"Exactly." Major Burton rapped out the word with a sound like the cracking of a nut. "We—or rather Barnes—tried to pump Hafiz about it, but he was a mass of ignorance and lies. I believe the old brute turned up again before Monck's return, but he wasn't visible till afterwards. He and Monck have always been thick as thieves—thick as thieves." He paused, looking at Sir Reginald. "A very fishy transaction, sir," he observed.

Sir Reginald's eyes met his. "Are you," he said calmly, "trying to establish any connection between the death of Dacre and the absence from Kurrumpore of this man Rustam Karin?"

"Not only Rustam Karin, sir," responded the Major sharply.

"Ah! Quite so. How did Dacre die?" Sir Reginald still spoke quietly, judicially. There was nothing encouraging in his aspect.

Burton hesitated momentarily, as if some inner warning prompted him to go warily.

"That was what no one knew for certain, sir.
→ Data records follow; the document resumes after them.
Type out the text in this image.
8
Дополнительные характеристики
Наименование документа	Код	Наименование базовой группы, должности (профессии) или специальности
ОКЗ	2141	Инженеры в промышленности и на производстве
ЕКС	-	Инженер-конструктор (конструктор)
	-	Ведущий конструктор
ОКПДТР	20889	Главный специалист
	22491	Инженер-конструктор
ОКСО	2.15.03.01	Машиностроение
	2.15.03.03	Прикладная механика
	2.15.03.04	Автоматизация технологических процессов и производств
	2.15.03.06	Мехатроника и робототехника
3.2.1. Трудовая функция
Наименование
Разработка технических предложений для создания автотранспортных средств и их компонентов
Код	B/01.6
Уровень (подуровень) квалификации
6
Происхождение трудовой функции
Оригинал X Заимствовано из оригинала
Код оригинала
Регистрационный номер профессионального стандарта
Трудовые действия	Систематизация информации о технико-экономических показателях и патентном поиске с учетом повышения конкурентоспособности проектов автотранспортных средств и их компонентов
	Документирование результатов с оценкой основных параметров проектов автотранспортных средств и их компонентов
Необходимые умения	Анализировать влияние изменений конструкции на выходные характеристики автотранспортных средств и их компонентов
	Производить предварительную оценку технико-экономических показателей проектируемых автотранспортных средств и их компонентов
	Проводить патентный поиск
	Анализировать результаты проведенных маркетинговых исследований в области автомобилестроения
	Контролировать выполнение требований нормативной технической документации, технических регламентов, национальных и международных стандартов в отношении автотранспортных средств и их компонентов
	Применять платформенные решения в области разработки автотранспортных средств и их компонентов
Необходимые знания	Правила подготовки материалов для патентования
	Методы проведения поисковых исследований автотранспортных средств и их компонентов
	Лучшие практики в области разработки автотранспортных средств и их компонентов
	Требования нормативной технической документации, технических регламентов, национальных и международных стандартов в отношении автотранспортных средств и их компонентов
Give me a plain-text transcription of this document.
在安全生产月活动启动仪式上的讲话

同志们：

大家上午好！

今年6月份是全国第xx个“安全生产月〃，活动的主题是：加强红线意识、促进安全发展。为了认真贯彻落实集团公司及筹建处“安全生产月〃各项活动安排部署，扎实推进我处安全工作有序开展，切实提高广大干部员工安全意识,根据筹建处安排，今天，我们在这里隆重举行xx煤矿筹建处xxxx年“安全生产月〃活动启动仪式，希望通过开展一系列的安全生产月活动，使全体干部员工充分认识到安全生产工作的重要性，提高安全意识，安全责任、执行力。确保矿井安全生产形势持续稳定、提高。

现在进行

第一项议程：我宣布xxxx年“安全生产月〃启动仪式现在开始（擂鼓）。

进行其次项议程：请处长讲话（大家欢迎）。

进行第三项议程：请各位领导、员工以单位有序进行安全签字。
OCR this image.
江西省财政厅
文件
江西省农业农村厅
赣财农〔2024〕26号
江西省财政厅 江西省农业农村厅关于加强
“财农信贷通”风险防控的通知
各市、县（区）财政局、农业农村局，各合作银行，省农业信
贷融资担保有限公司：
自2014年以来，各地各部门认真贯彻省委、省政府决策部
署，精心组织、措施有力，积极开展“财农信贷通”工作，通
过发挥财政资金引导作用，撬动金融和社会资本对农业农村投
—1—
He disappeared one night. The story went that he fell over a precipice. Some old native beggar told the tale. No one knows who the man was."

"But you have your eye upon Rustam Karin?" suggested Sir Reginald.

Burton hesitated again. "One doesn't trust these fellows, sir," he said.

"True!" Sir Reginald's voice sounded very dry. "Perhaps it is a mistake to trust any one too far. This is all the evidence you can muster?"

"Yes, sir." Burton looked suddenly embarrassed. "Of course it is not evidence, strictly speaking," he said. "But when mysteries coincide, one is apt to link them together. And the death of Captain Dacre always seemed to me highly mysterious."